Findings from this investigation suggest that current GW-PRS approaches do not outperform the multi-ancestry PRS₂₆₉ for overall prostate cancer risk prediction. For several other disease examples, GW-PRS have been shown to perform better than PRS of known variants^5–9; however, these PRS are typically constructed from a pruning and thresholding approach within European ancestry individuals rather than a fine-mapping approach across diverse populations. As such, the performance observed for our prostate cancer PRS₂₆₉ may be due to identifying GWAS risk variants from a multi-ancestry GWAS and fine-mapping study, along with the use of the same multi-ancestry GWAS to construct the GW-PRS³. It is also possible that the unique genetic architecture of prostate cancer contributes to the high performance of the PRS₂₆₉ across populations, as prostate cancer is one of the most heritable cancers^15,16 and has been estimated to display a greater distribution of variants with larger effect sizes than other cancers with similar GWAS sample sizes⁹.

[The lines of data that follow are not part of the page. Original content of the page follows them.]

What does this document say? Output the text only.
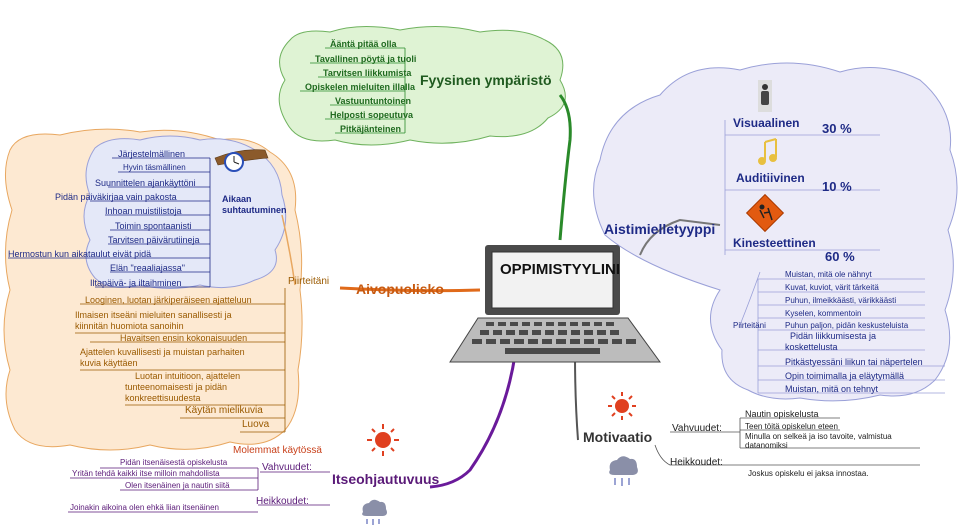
OPPIMISTYYLINI
Fyysinen ympäristö
Ääntä pitää olla
Tavallinen pöytä ja tuoli
Tarvitsen liikkumista
Opiskelen mieluiten illalla
Vastuuntuntoinen
Helposti sopeutuva
Pitkäjänteinen
Aistimielletyyppi
Visuaalinen 30 %
Auditiivinen
10 %
Kinesteettinen
60 %
Piirteitäni
Muistan, mitä ole nähnyt
Kuvat, kuviot, värit tärkeitä
Puhun, ilmeikkäästi, värikkäästi
Kyselen, kommentoin
Puhun paljon, pidän keskusteluista
Pidän liikkumisesta ja
koskettelusta
Pitkästyessäni liikun tai näpertelen
Opin toimimalla ja eläytymällä
Muistan, mitä on tehnyt
Aivopuolisko
Aikaan
suhtautuminen
Järjestelmällinen
Hyvin täsmällinen
Suunnittelen ajankäyttöni
Pidän päiväkirjaa vain pakosta
Inhoan muistilistoja
Toimin spontaanisti
Tarvitsen päivärutiineja
Hermostun kun aikataulut eivät pidä
Elän "reaaliajassa"
Iltapäivä- ja iltaihminen	Piirteitäni
Looginen, luotan järkiperäiseen ajatteluun
Ilmaisen itseäni mieluiten sanallisesti ja
kiinnitän huomiota sanoihin
Havaitsen ensin kokonaisuuden
Ajattelen kuvallisesti ja muistan parhaiten
kuvia käyttäen
Luotan intuitioon, ajattelen
tunteenomaisesti ja pidän
konkreettisuudesta
Käytän mielikuvia
Luova
Molemmat käytössä
Itseohjautuvuus
Vahvuudet:
Pidän itsenäisestä opiskelusta
Yritän tehdä kaikki itse milloin mahdollista
Olen itsenäinen ja nautin siitä
Heikkoudet:
Joinakin aikoina olen ehkä liian itsenäinen
Motivaatio
Vahvuudet:
Nautin opiskelusta
Teen töitä opiskelun eteen
Minulla on selkeä ja iso tavoite, valmistua
datanomiksi
Heikkoudet:
Joskus opiskelu ei jaksa innostaa.
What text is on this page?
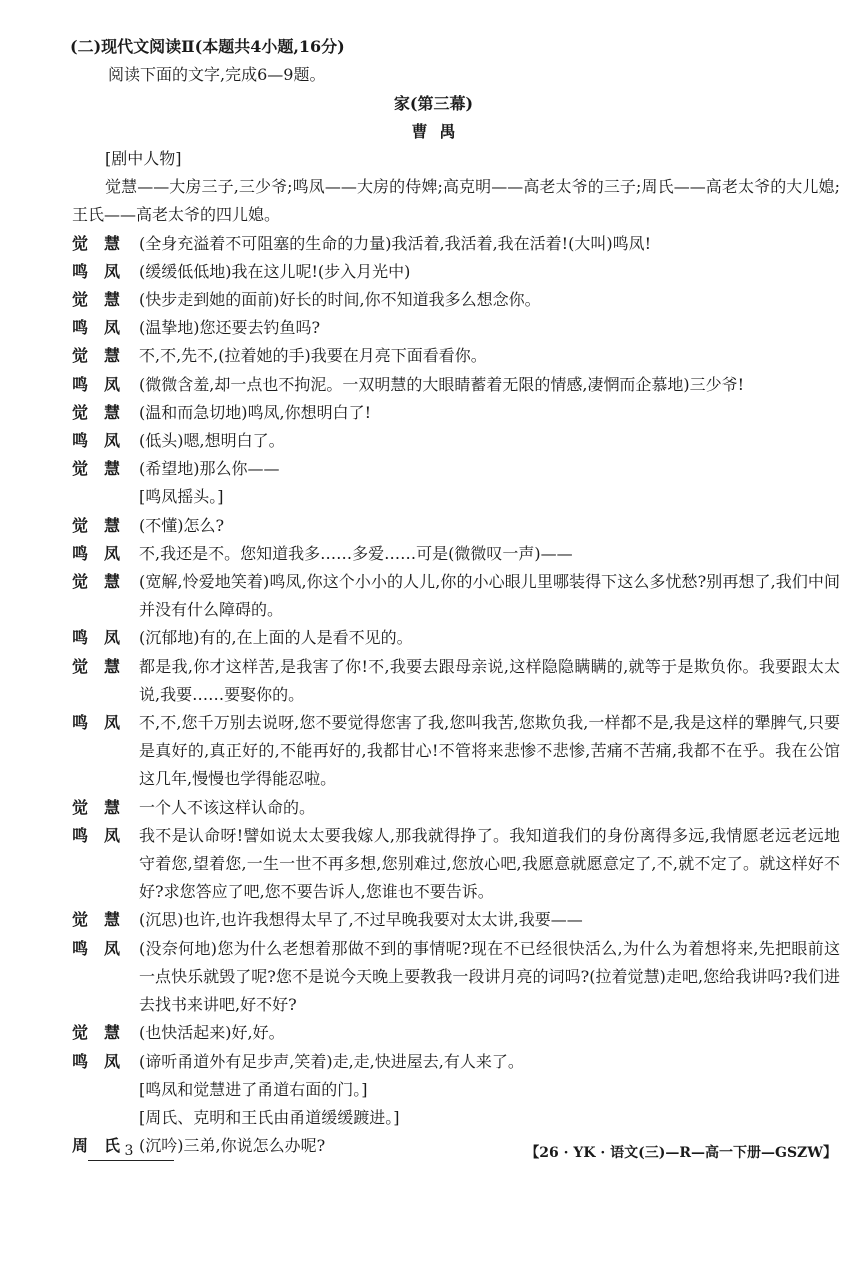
(二)现代文阅读Ⅱ(本题共4小题,16分)
阅读下面的文字,完成6—9题。
家(第三幕)
曹禺
[剧中人物]
觉慧——大房三子,三少爷;鸣凤——大房的侍婢;高克明——高老太爷的三子;周氏——高老太爷的大儿媳;王氏——高老太爷的四儿媳。
觉　慧	(全身充溢着不可阻塞的生命的力量)我活着,我活着,我在活着!(大叫)鸣凤!
鸣　凤	(缓缓低低地)我在这儿呢!(步入月光中)
觉　慧	(快步走到她的面前)好长的时间,你不知道我多么想念你。
鸣　凤	(温挚地)您还要去钓鱼吗?
觉　慧	不,不,先不,(拉着她的手)我要在月亮下面看看你。
鸣　凤	(微微含羞,却一点也不拘泥。一双明慧的大眼睛蓄着无限的情感,凄惘而企慕地)三少爷!
觉　慧	(温和而急切地)鸣凤,你想明白了!
鸣　凤	(低头)嗯,想明白了。
觉　慧	(希望地)那么你——
[鸣凤摇头。]
觉　慧	(不懂)怎么?
鸣　凤	不,我还是不。您知道我多……多爱……可是(微微叹一声)——
觉　慧	(宽解,怜爱地笑着)鸣凤,你这个小小的人儿,你的小心眼儿里哪装得下这么多忧愁?别再想了,我们中间并没有什么障碍的。
鸣　凤	(沉郁地)有的,在上面的人是看不见的。
觉　慧	都是我,你才这样苦,是我害了你!不,我要去跟母亲说,这样隐隐瞒瞒的,就等于是欺负你。我要跟太太说,我要……要娶你的。
鸣　凤	不,不,您千万别去说呀,您不要觉得您害了我,您叫我苦,您欺负我,一样都不是,我是这样的犟脾气,只要是真好的,真正好的,不能再好的,我都甘心!不管将来悲惨不悲惨,苦痛不苦痛,我都不在乎。我在公馆这几年,慢慢也学得能忍啦。
觉　慧	一个人不该这样认命的。
鸣　凤	我不是认命呀!譬如说太太要我嫁人,那我就得挣了。我知道我们的身份离得多远,我情愿老远老远地守着您,望着您,一生一世不再多想,您别难过,您放心吧,我愿意就愿意定了,不,就不定了。就这样好不好?求您答应了吧,您不要告诉人,您谁也不要告诉。
觉　慧	(沉思)也许,也许我想得太早了,不过早晚我要对太太讲,我要——
鸣　凤	(没奈何地)您为什么老想着那做不到的事情呢?现在不已经很快活么,为什么为着想将来,先把眼前这一点快乐就毁了呢?您不是说今天晚上要教我一段讲月亮的词吗?(拉着觉慧)走吧,您给我讲吗?我们进去找书来讲吧,好不好?
觉　慧	(也快活起来)好,好。
鸣　凤	(谛听甬道外有足步声,笑着)走,走,快进屋去,有人来了。
[鸣凤和觉慧进了甬道右面的门。]
[周氏、克明和王氏由甬道缓缓踱进。]
周　氏	(沉吟)三弟,你说怎么办呢?
· 3 ·	【26 · YK · 语文(三)—R—高一下册—GSZW】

We have previously shown that GW-PRS including variants with weaker statistical evidence of association in both European and African ancestry men (based on lenient P-value thresholds down to 1.0×10⁻⁵) resulted in lower PRS performance³. Likewise, it was recently reported that a GW-PRS constructing from 1 million variants most strongly associated with prostate cancer risk led to comparable results as a GW-PRS based on HapMap3 variants¹⁷, further suggesting that GW-PRS approaches may not be improved by selecting a large number of variants weakly associated with prostate cancer risk. Last, a European-ancestry derived PRS of 110 established literaturecurated prostate cancer risk variants was previously found to perform better than a GW-PRS in addition to a standard pruning and thresholding PRS¹⁸. These findings in conjunction with the present study suggest that the current multi-ancestry and finemapped PRS₂₆₉ is optimal, which has important clinical implications. While genotyping a few hundred versus millions of variants to construct PRS is currently logistically easier and more cost-effective, genome-wide genotyping may be optimal in the future to enable the evaluation of PRS across many traits. However, our findings do not imply that the multi-ancestry PRS₂₆₉ has reached optimal performance; increasing the sample size of non-European ancestry men in the discovery GWAS, particularly African ancestry men, where we and others have observed that the PRS has lower performance than in other populations^3,4, will be important to improve genetic risk prediction of prostate cancer. The multi-ancestry PRS₂₆₉ is an effective risk stratification tool for prostate cancer, and its clinical utility in screening and early detection warrants investigation.